Princess flipped her hair back with her hand, turned her head, and looked me straight in the eyes. “You think that guy out there’s gonna mind if we go over?”
“No. I just…”
“Don’t want to share something real,” she said, ripping her straps off and throwing her goggles back on the shelf, acting like sour milk and hot sauce had a baby. “I get it.”
“You really fucking don’t,” I said. “Me, Flash, Whispers… we don’t have something real to share. All those cute, sweet memories of being a kid? Snatched off us when we got to the Agency and locked away where we can’t get ’em. All we know is school and the third floor and a few fosters who couldn’t be bothered to keep us. That’s it. That’s all we fucking got.”
Princess stared at me for a second, eyes wide, then walked out, saying I didn’t know and Sorry under her breath like she was doing a Whispers impression. I stayed for a while, playing back the couple of half-decent memories I did have, like the day I figured out how to get the computers in the back to do what I wanted, like a real hacker, or the times the Agency let us go down to the first floor and play with the babies, and then the ones that made my neck shiver, like all the times fosters sent me back ’cause I didn’t fit into any of the smiling family photos—too old, too dark, too “hard to handle.”
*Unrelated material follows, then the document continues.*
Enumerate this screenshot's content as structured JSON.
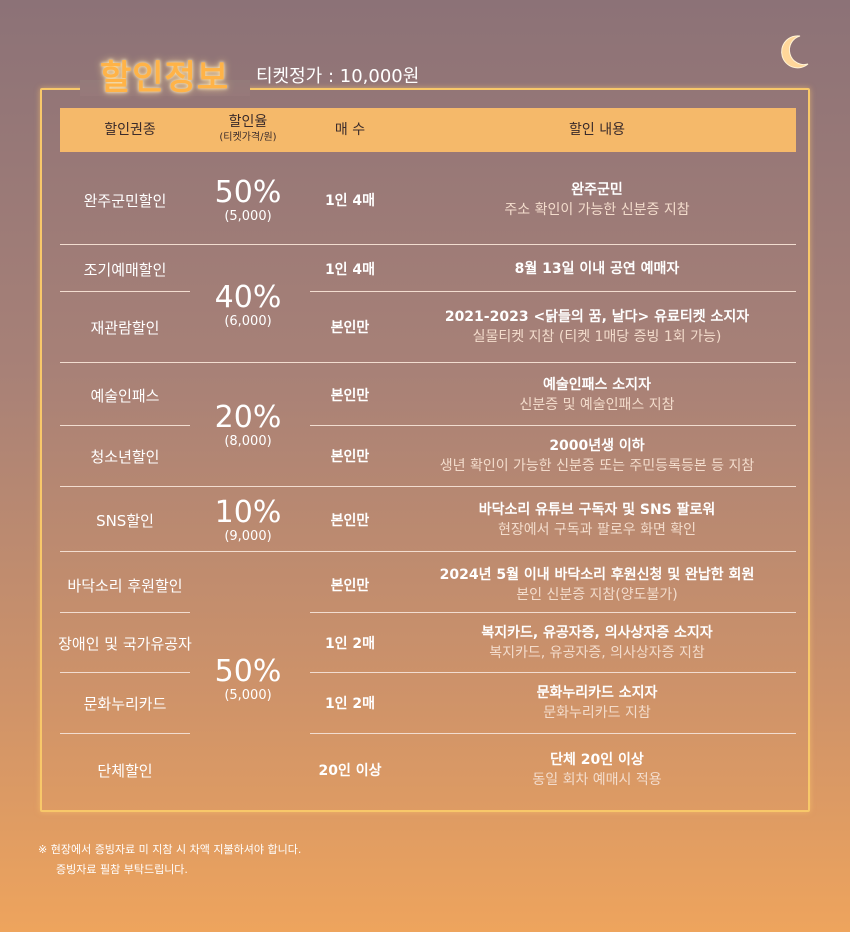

But none of my memories were real the way Princess wanted. They didn’t make my blood jump or my hands get all shaky or my mouth go dry. Not even the bad ones. Not the Reynolds’ dog Butch chasing me ’round their big house, growling and smelling like death and scaring me more than Flash ever had. Not little Bitsy Reynolds laughing and telling me how I seemed nice enough for a dark girl, but Butch hated who he hated and you couldn’t tell a dog any different. Not Mrs. Reynolds looking anywhere but at my face when she brought me back to the Agency, telling Miss Miranda she’d tried but I didn’t know how to fit in and I was riling up the animals and after all, they’d been there first. Not even the day I woke up in the Agency with a throbbing skull and a big ol’ hole of nothing in my head and Miss Miranda telling me I was eight years old and my parents were dead but I’d get a new family by the time I turned ten if I just tried hard enough. Not one goddamned thing.